Não havia mais esperanças, não era possível acalmar de todo o mar. Não seria possível mergulhar para enviar os presentes aos tubarões. Mas eu prosseguia. Nada poderia me deter: consolaria o mar até que dormisse. Afagaria seus ventos e ondas até que encontrassem o equilíbrio do qual precisávamos.
O homem atacou a criança. E, então, ela não tinha mais a força de controlar elementos. Era fraca. Não tinha poder algum e sentia como se nunca o tivesse tido. Era a mais fraca das criações do mundo.
Que dor sentimos naquele instante, criança e tubarão. Sofria estatelada a criança. Fraca. Não era o sexo dos tubarões. Violência cantava aquele refrão. O homem fez tanta dor que a criança alucinou que não sentia mais dor alguma. A criança não sabia lutar. O tubarão, no entanto, sabia.
Nele também se fez algo naquele instante, algo inédito. Fez-se ódio. E estava inconsolável sob o peso da própria fragilidade no corpo da criança. Há tão pouco tempo, era deidade dos oceanos. E, tão de repente, pele frouxa. Esperamos morrer.
E, então, o tubarão me salvou, pois emergiu; lá longe, de nossa realidade tão melhor, disse vamos sobreviver. Fez mexer braços e pernas. Fez corpo se erguer e pés chisparem pelas areias. Que o mar devorasse a todos nós, criança, homem, tubarão. Corriam os três e sabia que de lá nenhum jamais voltaria.

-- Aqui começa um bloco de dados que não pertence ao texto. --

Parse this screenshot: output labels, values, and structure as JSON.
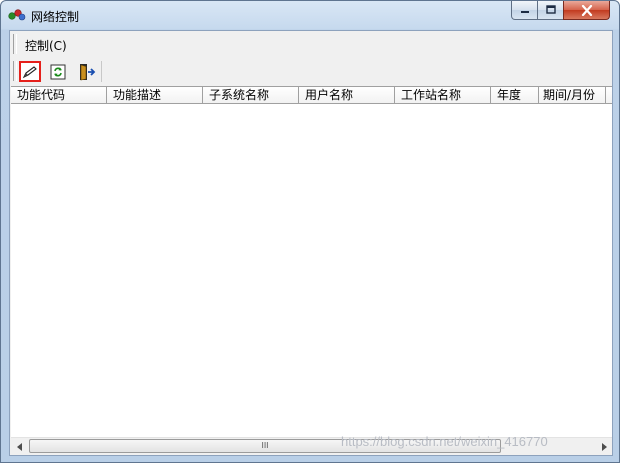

Violência. A criança lutava, lutou. Fraca. Desesperada para que o mar viesse. Fraca. Era preciso se tornar tubarão: tomada de um medo sem nome. Ali e agora deveria se tornar tubarão. Corra, corra. O tubarão fazia fugir. E corriam feridos ao verde opaco, às sombras cinzas. Areia espirrando dos pés, pés afundando na areia; as ondas que estapeavam as areias úmidas, cantiga em pó. O mar esperava a criança.
Era o momento. Jogou-se nas ondas assim que os tornozelos sentiram a água. Corpo em colisão com as espumas, foi abraçado por uma onda. E tudo era silêncio. O silêncio do se afogar, que já conhecia. Atrás vinha o homem. Ele procurava a criança gota nas águas. Esperava que o mar me matasse antes. E, então, por um segundo fui para sempre a criança, até que não o era. Transformação para além da dor ou do prazer: era sendo. Veio o tubarão e se foi a criança. Nos olhamos estáticos: apaixonados pelo que vimos no espelho. A criança partiu no ventre da onda que passou. Nunca mais a vi. Estava feliz por partir, eu sabia. Por um momento, quis pedir que ficasse em meu dorso, que nadasse comigo para sempre, mas sabia que ela recusaria. Ela queria partir; sabia que a criança no dorso confundiria o tubarão, seria um atraso.
O corpo que fugiu nas ondas emergiu, não mais criança. O tubarão matou tranquilo o homem que procurava. Afogou, rasgou, levou pedaços e espalhou em volta.
Violência faz gente adulta. Tubarão.